A colônia parecia uma favela felina. Casas do tamanho de gatos deixadas por voluntários espalhadas, ao lado de jarros para coletar água da chuva e comedouros de comida para gatos que precisam ser reabastecidos. Aranhas de cores vivas, cada uma do tamanho da palma da mão de um bebê, se agarravam a teias amarradas entre os acessórios. O litoral estava coberto de lixo.

“Levar um gato para lá é crueldade contra os animais”, diz Mayhe.

Mas com os abrigos lotados e muitos gatos incapazes de serem socializados, trazê-los de volta ao continente seria igualmente complicado. Os funcionários de Mangaratiba não tinham certeza se conseguiriam realizar o plano que haviam concebido.

Eles queriam enviar expedições para explorar a ilha e realizar um censo felino. Em seguida, colocar um monte de câmeras de segurança para impedir o abandono e processar os infratores. Em seguida, comece a castrar. E, finalmente, deixe a natureza seguir seu curso. Os gatos dóceis seriam adotados. Os outros viveriam suas vidas na ilha, até que não houvesse mais nenhum.

Foto: The Washington Post

O plano é controverso. O secretário de saúde pública da cidade se opôs à alimentação dos gatos da ilha. Isso encorajaria outros a abandonar seus gatos lá.

“As pessoas estão me atacando como se eu fosse louca no Facebook”, disse Sandra Castelo Branco ao The Washington Post . “Mas eu quero mudar o paradigma.”

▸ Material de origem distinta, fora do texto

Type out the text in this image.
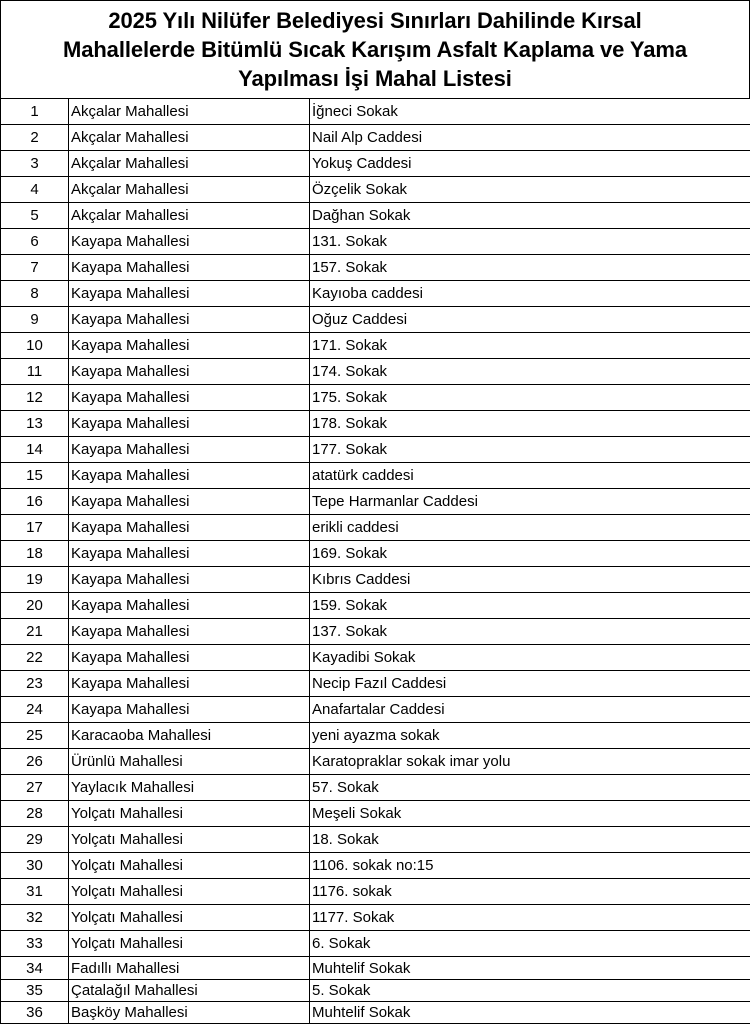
2025 Yılı Nilüfer Belediyesi Sınırları Dahilinde Kırsal
Mahallelerde Bitümlü Sıcak Karışım Asfalt Kaplama ve Yama
Yapılması İşi Mahal Listesi
1	Akçalar Mahallesi	İğneci Sokak
2	Akçalar Mahallesi	Nail Alp Caddesi
3	Akçalar Mahallesi	Yokuş Caddesi
4	Akçalar Mahallesi	Özçelik Sokak
5	Akçalar Mahallesi	Dağhan Sokak
6	Kayapa Mahallesi	131. Sokak
7	Kayapa Mahallesi	157. Sokak
8	Kayapa Mahallesi	Kayıoba caddesi
9	Kayapa Mahallesi	Oğuz Caddesi
10	Kayapa Mahallesi	171. Sokak
11	Kayapa Mahallesi	174. Sokak
12	Kayapa Mahallesi	175. Sokak
13	Kayapa Mahallesi	178. Sokak
14	Kayapa Mahallesi	177. Sokak
15	Kayapa Mahallesi	atatürk caddesi
16	Kayapa Mahallesi	Tepe Harmanlar Caddesi
17	Kayapa Mahallesi	erikli caddesi
18	Kayapa Mahallesi	169. Sokak
19	Kayapa Mahallesi	Kıbrıs Caddesi
20	Kayapa Mahallesi	159. Sokak
21	Kayapa Mahallesi	137. Sokak
22	Kayapa Mahallesi	Kayadibi Sokak
23	Kayapa Mahallesi	Necip Fazıl Caddesi
24	Kayapa Mahallesi	Anafartalar Caddesi
25	Karacaoba Mahallesi	yeni ayazma sokak
26	Ürünlü Mahallesi	Karatopraklar sokak imar yolu
27	Yaylacık Mahallesi	57. Sokak
28	Yolçatı Mahallesi	Meşeli Sokak
29	Yolçatı Mahallesi	18. Sokak
30	Yolçatı Mahallesi	1106. sokak no:15
31	Yolçatı Mahallesi	1176. sokak
32	Yolçatı Mahallesi	1177. Sokak
33	Yolçatı Mahallesi	6. Sokak
34	Fadıllı Mahallesi	Muhtelif Sokak
35	Çatalağıl Mahallesi	5. Sokak
36	Başköy Mahallesi	Muhtelif Sokak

Joice Puchalski, coordenadora de um grupo de voluntários que alimenta os gatos, ficou furiosa. Os animais não pediram para viver em uma ilha deserta. Ela diz que urubus foram vistos circulando a ilha. Como as pessoas poderiam abandoná-los novamente? Ela postou uma captura de tela dos comentários de Castelo Branco no Facebook e soltou: “Lamentável.”

“Que absurdo”, concordou uma das dezenas de respostas furiosas.

“A maior doença que a Sra. Secretária tem é a pobreza de espírito”, disse outro.

Mas as autoridades, observando a miséria das moradias para gatos, disseram que a situação era mais complicada do que o absolutismo da mídia social. “É terrível”, diz Fernanda Porto, subsecretária de meio ambiente da cidade. “Vamos deixar os animais morrerem de fome ou vamos continuar dando comida, o que só vai incentivar mais abandono?”

Muitos dos gatos, vendo que os funcionários não trouxeram comida, cansaram-se dos visitantes. Alguns voltaram para os pequenos abrigos. Outros desapareceram nas árvores. Mayhe olhou para a floresta. Não havia como dizer quantos estavam lá. O reconhecimento da cidade tinha feito pouco, mas confirmava que havia muito trabalho pela frente.

Ele e os outros voltaram para o barco. Eles ligaram o motor e partiram para o mar. Os gatos se afastaram, movendo-se como sombras em uma pequena ilha entre muitas.